I—like everyone else at this point in time—read Spillover in response to the ongoing COVID-19 pandemic. Quammen doesn't talk just about coronaviruses; he traces a dozen zoonotic diseases from their animal origins through their human fatalities. He simultaneously weaves interesting narratives with understandable science.

It's truly phenomenal how prescient a number of predictions of his were. Bats and Chinese wet markets were both predicted as possible breeding grounds for the next pandemic. So to were a number of other possibilities he mentioned which have yet to materialize, but the fact that what we know about the current crisis is essentially laid out in plain text eight years ago is shocking. Mostly in that it was so foreseeable by most all virologists and yet somehow we were still unprepared as a nation and world.
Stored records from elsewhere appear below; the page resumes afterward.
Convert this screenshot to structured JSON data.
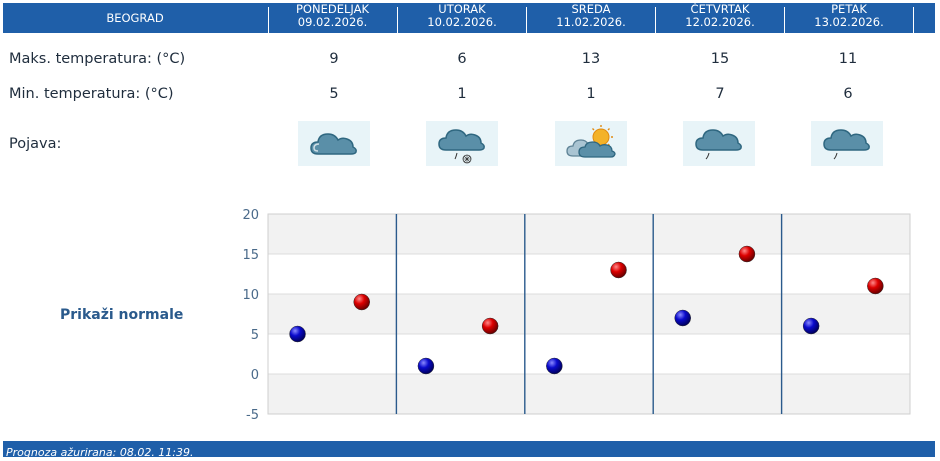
{
  "header": {
    "city": "BEOGRAD",
    "days": [
      {
        "name": "PONEDELJAK",
        "date": "09.02.2026."
      },
      {
        "name": "UTORAK",
        "date": "10.02.2026."
      },
      {
        "name": "SREDA",
        "date": "11.02.2026."
      },
      {
        "name": "ČETVRTAK",
        "date": "12.02.2026."
      },
      {
        "name": "PETAK",
        "date": "13.02.2026."
      }
    ]
  },
  "rows": {
    "max_label": "Maks. temperatura: (°C)",
    "min_label": "Min. temperatura: (°C)",
    "phenomenon_label": "Pojava:",
    "max": [
      "9",
      "6",
      "13",
      "15",
      "11"
    ],
    "min": [
      "5",
      "1",
      "1",
      "7",
      "6"
    ],
    "icons": [
      "cloud-icon",
      "cloud-rain-snow-icon",
      "sun-behind-clouds-icon",
      "cloud-light-rain-icon",
      "cloud-light-rain-icon"
    ]
  },
  "normals_link": "Prikaži normale",
  "footer": "Prognoza ažurirana:  08.02. 11:39.",
  "colors": {
    "accent": "#1f5fa9",
    "max_dot": "#cc0000",
    "min_dot": "#0000bb"
  },
  "chart_data": {
    "type": "scatter",
    "categories": [
      "09.02.2026.",
      "10.02.2026.",
      "11.02.2026.",
      "12.02.2026.",
      "13.02.2026."
    ],
    "series": [
      {
        "values": [
          5,
          1,
          1,
          7,
          6
        ]
      },
      {
        "values": [
          9,
          6,
          13,
          15,
          11
        ]
      }
    ],
    "ylim": [
      -5,
      20
    ],
    "yticks": [
      "20",
      "15",
      "10",
      "5",
      "0",
      "-5"
    ],
    "grid": true
  }
}
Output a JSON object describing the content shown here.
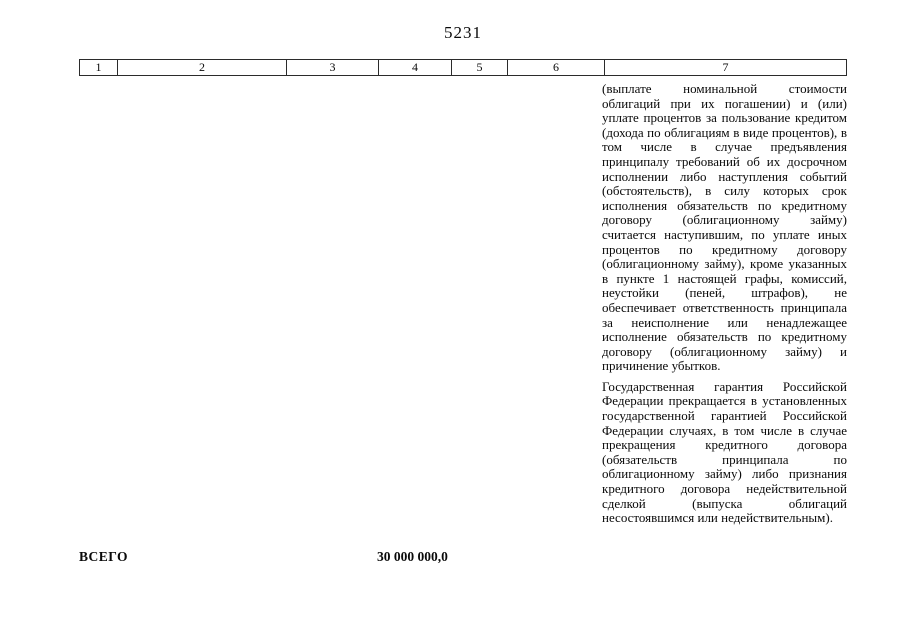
{
  "page": {
    "number": "5231"
  },
  "table": {
    "header_cells": [
      "1",
      "2",
      "3",
      "4",
      "5",
      "6",
      "7"
    ]
  },
  "content": {
    "paragraphs": [
      "(выплате номинальной стоимости облигаций при их погашении) и (или) уплате процентов за пользование кредитом (дохода по облигациям в виде процентов), в том числе в случае предъявления принципалу требований об их досрочном исполнении либо наступления событий (обстоятельств), в силу которых срок исполнения обязательств по кредитному договору (облигационному займу) считается наступившим, по уплате иных процентов по кредитному договору (облигационному займу), кроме указанных в пункте 1 настоящей графы, комиссий, неустойки (пеней, штрафов), не обеспечивает ответственность принципала за неисполнение или ненадлежащее исполнение обязательств по кредитному договору (облигационному займу) и причинение убытков.",
      "Государственная гарантия Российской Федерации прекращается в установленных государственной гарантией Российской Федерации случаях, в том числе в случае прекращения кредитного договора (обязательств принципала по облигационному займу) либо признания кредитного договора недействительной сделкой (выпуска облигаций несостоявшимся или недействительным)."
    ]
  },
  "footer": {
    "total_label": "ВСЕГО",
    "total_value": "30 000 000,0"
  }
}
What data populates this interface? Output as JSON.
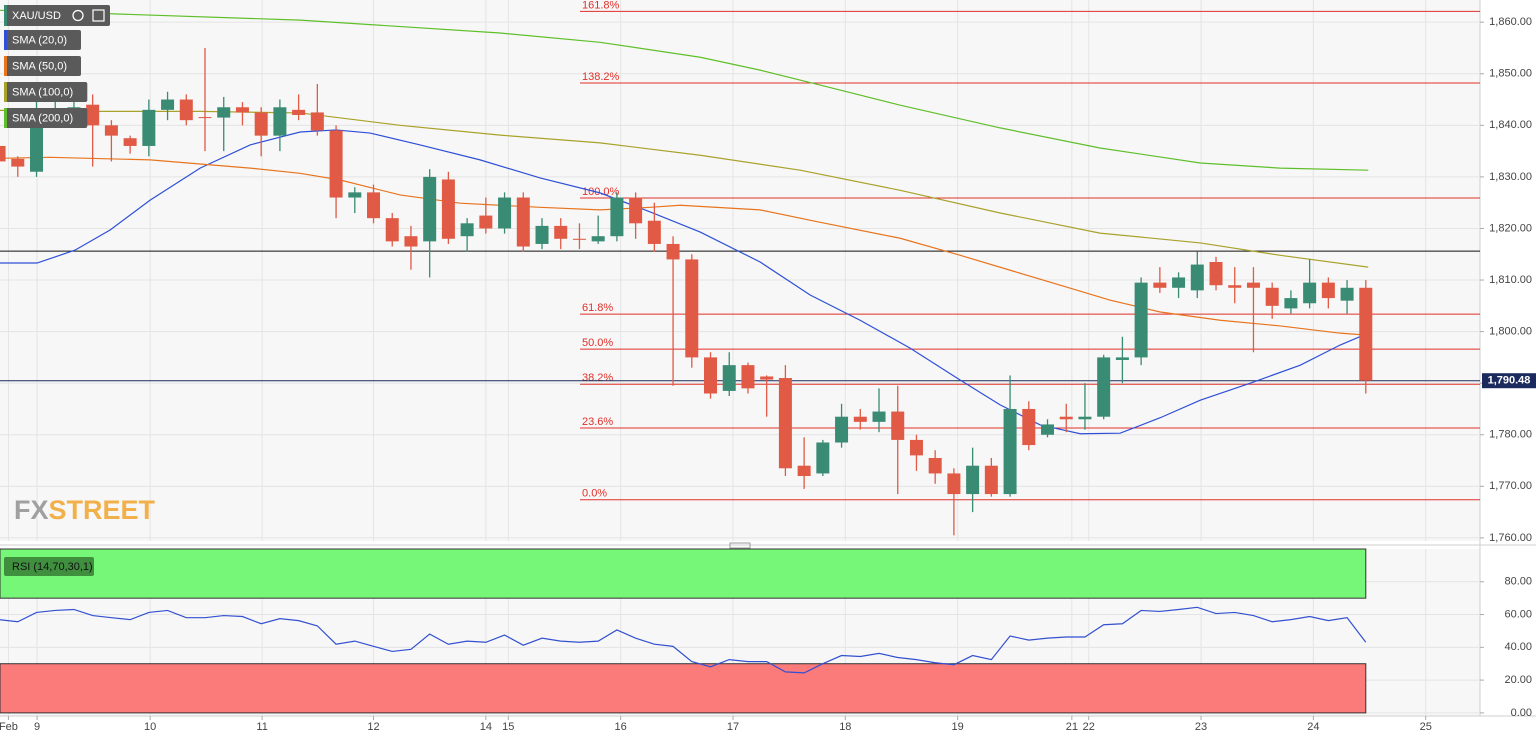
{
  "chart_data": [
    {
      "type": "candlestick",
      "title": "XAU/USD",
      "up_color": "#3a8b74",
      "down_color": "#e05a45",
      "open": [
        1836,
        1833.5,
        1831,
        1842,
        1842.5,
        1844,
        1840,
        1837.5,
        1836,
        1843,
        1845,
        1841.6,
        1841.5,
        1843.5,
        1842.5,
        1838,
        1843,
        1842.5,
        1839,
        1826,
        1827,
        1822,
        1818.5,
        1817.5,
        1829.5,
        1818.5,
        1822.5,
        1820,
        1826,
        1817,
        1820.5,
        1818,
        1817.5,
        1818.5,
        1826,
        1821.5,
        1817,
        1814,
        1795,
        1788.5,
        1793.5,
        1791.3,
        1791,
        1774,
        1772.5,
        1778.5,
        1783.5,
        1782.5,
        1784.5,
        1779,
        1775.5,
        1772.5,
        1768.5,
        1774,
        1768.5,
        1785,
        1780,
        1783.5,
        1783,
        1783.5,
        1794.5,
        1795,
        1809.5,
        1808.5,
        1808,
        1813.5,
        1809,
        1809.5,
        1808.5,
        1804.5,
        1805.5,
        1809.5,
        1806,
        1808.5
      ],
      "high": [
        1837,
        1834,
        1846,
        1846,
        1848,
        1846,
        1841,
        1838,
        1845,
        1846.5,
        1846,
        1855,
        1845.5,
        1844.5,
        1843.5,
        1845,
        1846,
        1848,
        1840,
        1828,
        1828.5,
        1823,
        1820.5,
        1831.5,
        1831,
        1822,
        1826,
        1827,
        1827,
        1822,
        1822,
        1821,
        1822.5,
        1827,
        1827,
        1825,
        1818.5,
        1815,
        1796,
        1796,
        1794,
        1791.5,
        1793.5,
        1779.5,
        1779,
        1786,
        1785,
        1789,
        1789.5,
        1780,
        1777,
        1773.5,
        1777.5,
        1775.5,
        1791.5,
        1786.5,
        1783,
        1786,
        1790,
        1795.5,
        1799,
        1810.5,
        1812.5,
        1811.5,
        1815.5,
        1814.5,
        1812.5,
        1812.5,
        1809.5,
        1808,
        1814,
        1810.5,
        1810,
        1810
      ],
      "low": [
        1832,
        1830,
        1830,
        1840,
        1840,
        1832,
        1833,
        1834.5,
        1834,
        1841,
        1840,
        1835,
        1835,
        1840,
        1834,
        1835,
        1841,
        1838,
        1822,
        1823,
        1821,
        1816.5,
        1812,
        1810.5,
        1817,
        1815.5,
        1819,
        1819,
        1815.5,
        1816,
        1816,
        1816,
        1817,
        1817.5,
        1818,
        1815.5,
        1789.5,
        1793,
        1787,
        1787.5,
        1788,
        1783.5,
        1772,
        1769.5,
        1772,
        1777.5,
        1781,
        1780.5,
        1768.5,
        1773,
        1770.5,
        1760.5,
        1765,
        1768,
        1768,
        1777,
        1779.5,
        1780.5,
        1781,
        1783,
        1790,
        1793.5,
        1807.5,
        1806.5,
        1806.5,
        1808,
        1805.5,
        1796,
        1802.5,
        1803.5,
        1804.5,
        1804.5,
        1803.5,
        1788
      ],
      "close": [
        1833,
        1832,
        1843,
        1843,
        1843.5,
        1840,
        1838,
        1836,
        1843,
        1845,
        1841,
        1841.4,
        1843.5,
        1842.5,
        1838,
        1843.5,
        1842,
        1839,
        1826,
        1827,
        1822,
        1817.5,
        1816.5,
        1830,
        1818,
        1821,
        1820,
        1826,
        1816.5,
        1820.5,
        1818,
        1817.8,
        1818.5,
        1826,
        1821,
        1817,
        1814,
        1795,
        1788,
        1793.5,
        1789,
        1790.7,
        1773.5,
        1772,
        1778.5,
        1783.5,
        1782.5,
        1784.5,
        1779,
        1776,
        1772.5,
        1768.5,
        1774,
        1768.5,
        1785,
        1778,
        1782,
        1783,
        1783.5,
        1795,
        1795,
        1809.5,
        1808.5,
        1810.5,
        1813,
        1809,
        1808.5,
        1808.5,
        1805,
        1806.5,
        1809.5,
        1806.5,
        1808.5,
        1790.48
      ],
      "series": [
        {
          "name": "SMA (20,0)",
          "color": "#2f4fd8",
          "x": [
            0.05,
            2.03,
            4.06,
            5.93,
            8.07,
            10.74,
            13.41,
            16.08,
            18.0,
            19.82,
            22.49,
            25.69,
            28.9,
            32.1,
            34.78,
            37.45,
            40.65,
            43.32,
            45.99,
            48.66,
            51.34,
            53.47,
            55.61,
            57.75,
            59.88,
            62.02,
            64.16,
            66.83,
            69.5,
            71.63,
            73.13
          ],
          "values": [
            1813.3,
            1813.3,
            1815.8,
            1819.7,
            1825.5,
            1831.7,
            1836.2,
            1838.7,
            1839.1,
            1838.5,
            1836.2,
            1833.3,
            1829.8,
            1826.9,
            1823.2,
            1819.3,
            1813.5,
            1807.1,
            1802.2,
            1796.8,
            1790.6,
            1785.8,
            1781.9,
            1780.2,
            1780.3,
            1783.3,
            1786.7,
            1790.0,
            1793.5,
            1797.4,
            1799.7
          ]
        },
        {
          "name": "SMA (50,0)",
          "color": "#e8741e",
          "x": [
            0.05,
            2.72,
            8.07,
            13.41,
            16.08,
            18.22,
            21.42,
            24.63,
            28.9,
            32.1,
            34.78,
            36.38,
            40.65,
            43.86,
            48.13,
            51.34,
            54.01,
            56.68,
            59.35,
            62.02,
            65.22,
            68.43,
            71.63,
            73.13
          ],
          "values": [
            1833.6,
            1833.8,
            1833.3,
            1831.7,
            1830.7,
            1829.4,
            1826.5,
            1824.9,
            1824.1,
            1823.6,
            1824.1,
            1824.5,
            1823.6,
            1821.2,
            1818.1,
            1814.8,
            1811.9,
            1809.0,
            1806.1,
            1803.8,
            1802.2,
            1801.1,
            1799.7,
            1799.3
          ]
        },
        {
          "name": "SMA (100,0)",
          "color": "#a9a22a",
          "x": [
            0.05,
            5.4,
            10.74,
            16.08,
            21.42,
            26.76,
            32.1,
            37.45,
            42.79,
            48.13,
            53.47,
            58.8,
            64.16,
            68.43,
            73.13
          ],
          "values": [
            1842.9,
            1842.7,
            1842.7,
            1842.4,
            1840.0,
            1838.1,
            1836.6,
            1834.2,
            1831.3,
            1827.4,
            1823.0,
            1819.1,
            1817.2,
            1814.8,
            1812.5
          ]
        },
        {
          "name": "SMA (200,0)",
          "color": "#5fbf2a",
          "x": [
            0.05,
            5.4,
            16.08,
            26.76,
            32.1,
            37.45,
            40.65,
            43.86,
            48.13,
            53.47,
            58.8,
            64.16,
            68.43,
            73.13
          ],
          "values": [
            1862.3,
            1861.7,
            1860.4,
            1857.9,
            1856.1,
            1853.2,
            1850.7,
            1847.8,
            1843.9,
            1839.5,
            1835.6,
            1832.7,
            1831.7,
            1831.3
          ]
        }
      ],
      "fib_start": 31.03,
      "fib_color": "#e0302a",
      "fib_levels": [
        {
          "label": "161.8%",
          "value": 1862.1
        },
        {
          "label": "138.2%",
          "value": 1848.2
        },
        {
          "label": "100.0%",
          "value": 1825.9
        },
        {
          "label": "61.8%",
          "value": 1803.4
        },
        {
          "label": "50.0%",
          "value": 1796.6
        },
        {
          "label": "38.2%",
          "value": 1789.8
        },
        {
          "label": "23.6%",
          "value": 1781.3
        },
        {
          "label": "0.0%",
          "value": 1767.4
        }
      ],
      "reference_level": 1815.6,
      "last_price": {
        "value": 1790.48,
        "label": "1,790.48"
      },
      "last_price_color": "#1b2a5c",
      "watermark": [
        "FX",
        "STREET"
      ],
      "xlim": [
        0.05,
        79.1
      ],
      "xticks": [
        {
          "value": 0.5,
          "label": "Feb"
        },
        {
          "value": 2.03,
          "label": "9"
        },
        {
          "value": 8.07,
          "label": "10"
        },
        {
          "value": 14.05,
          "label": "11"
        },
        {
          "value": 20.0,
          "label": "12"
        },
        {
          "value": 26.0,
          "label": "14"
        },
        {
          "value": 27.2,
          "label": "15"
        },
        {
          "value": 33.2,
          "label": "16"
        },
        {
          "value": 39.2,
          "label": "17"
        },
        {
          "value": 45.2,
          "label": "18"
        },
        {
          "value": 51.2,
          "label": "19"
        },
        {
          "value": 57.3,
          "label": "21"
        },
        {
          "value": 58.2,
          "label": "22"
        },
        {
          "value": 64.2,
          "label": "23"
        },
        {
          "value": 70.2,
          "label": "24"
        },
        {
          "value": 76.2,
          "label": "25"
        }
      ],
      "ylim": [
        1759.4,
        1864.3
      ],
      "yticks": [
        {
          "value": 1760,
          "label": "1,760.00"
        },
        {
          "value": 1770,
          "label": "1,770.00"
        },
        {
          "value": 1780,
          "label": "1,780.00"
        },
        {
          "value": 1790,
          "label": "1,790.00"
        },
        {
          "value": 1800,
          "label": "1,800.00"
        },
        {
          "value": 1810,
          "label": "1,810.00"
        },
        {
          "value": 1820,
          "label": "1,820.00"
        },
        {
          "value": 1830,
          "label": "1,830.00"
        },
        {
          "value": 1840,
          "label": "1,840.00"
        },
        {
          "value": 1850,
          "label": "1,850.00"
        },
        {
          "value": 1860,
          "label": "1,860.00"
        }
      ],
      "grid": true
    },
    {
      "type": "line",
      "title": "RSI (14,70,30,1)",
      "color": "#3350d0",
      "values": [
        56.9,
        55.6,
        61.3,
        62.5,
        63.1,
        59.4,
        58.1,
        56.9,
        61.3,
        62.5,
        58.1,
        58.1,
        59.4,
        58.8,
        54.4,
        57.5,
        56.3,
        53.1,
        41.9,
        43.8,
        40.6,
        37.5,
        38.8,
        48.1,
        41.9,
        43.8,
        43.1,
        47.5,
        41.3,
        45.6,
        43.8,
        43.1,
        43.8,
        50.6,
        45.6,
        41.9,
        40.6,
        31.3,
        28.1,
        32.5,
        31.3,
        31.3,
        25.0,
        24.4,
        30.0,
        35.0,
        34.4,
        36.3,
        33.8,
        32.5,
        30.6,
        29.4,
        35.0,
        32.5,
        46.9,
        44.4,
        45.6,
        46.3,
        46.3,
        53.8,
        54.4,
        62.5,
        61.9,
        63.1,
        64.4,
        60.6,
        61.3,
        59.4,
        55.6,
        56.9,
        58.8,
        56.3,
        58.1,
        43.1
      ],
      "bands": [
        {
          "from": 70,
          "to": 100,
          "color": "#77f777"
        },
        {
          "from": 0,
          "to": 30,
          "color": "#fb7a7a"
        }
      ],
      "ylim": [
        -1.9,
        100
      ],
      "yticks": [
        {
          "value": 0,
          "label": "0.00"
        },
        {
          "value": 20,
          "label": "20.00"
        },
        {
          "value": 40,
          "label": "40.00"
        },
        {
          "value": 60,
          "label": "60.00"
        },
        {
          "value": 80,
          "label": "80.00"
        }
      ],
      "grid": true
    }
  ]
}
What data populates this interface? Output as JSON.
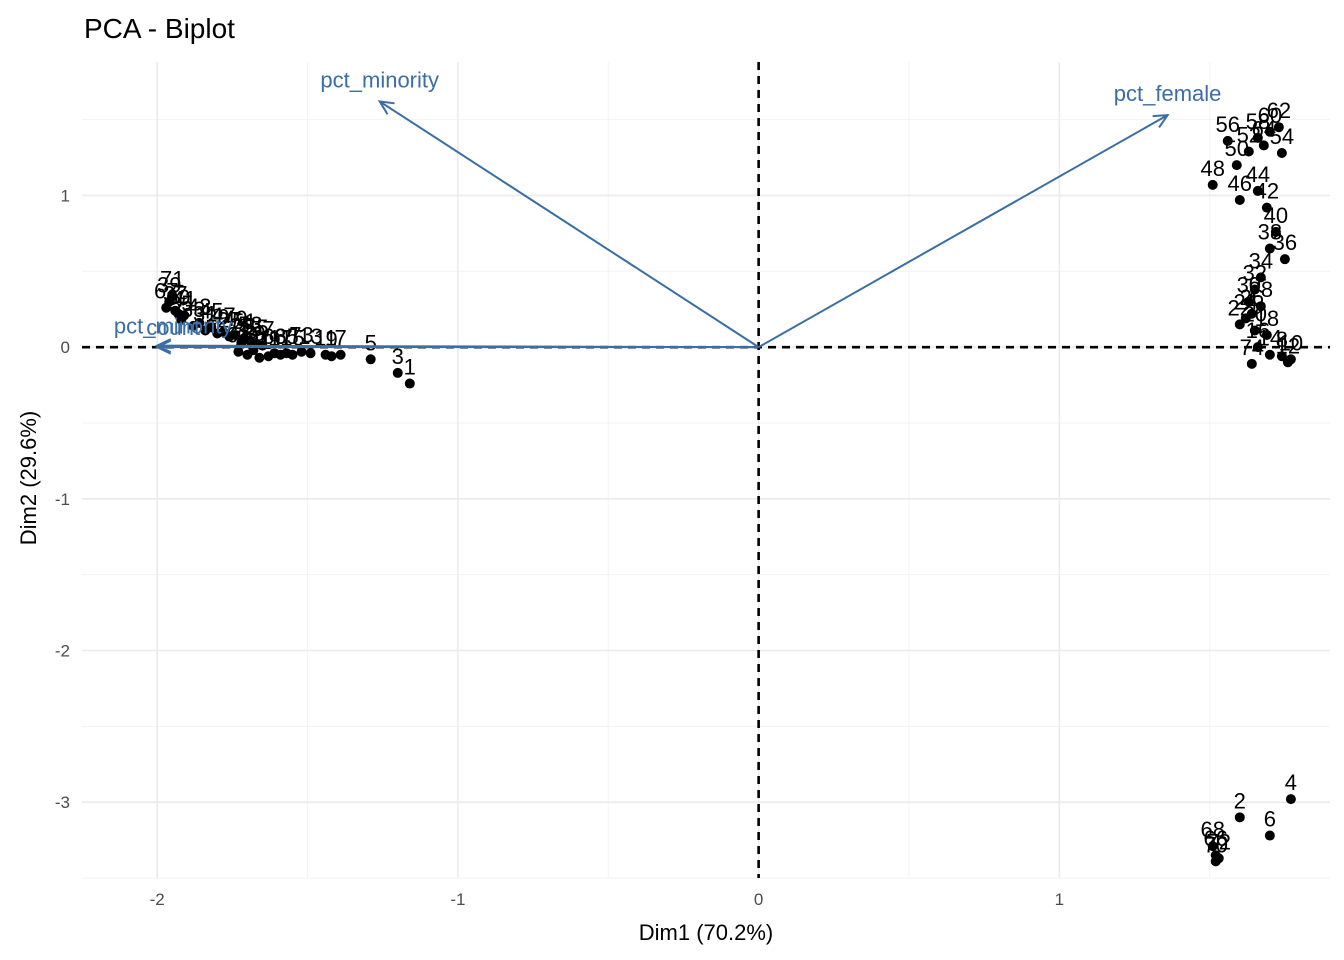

View my best reviews and a collection of mental models at jasperburns.blog.
Ebola, SARS, HIV and more. This book has it all. It was a little long for the amount of retainable information I took away from it, but just exposure to all the stories helped me understand the nature of these diseases and how they are researched.
informative mysterious medium-paced

I won this book from a Goodreads giveaway, but had intended to read it anyways.

An excellent run-through of animal diseases that have affected humans in the past century, written in an engaging, approachable style that's informative but never tedious. Quammen is no prophet, but after reading this book it's hard not to see the next pandemic just over the horizon. Not just Covid-19 but the one after and the one after.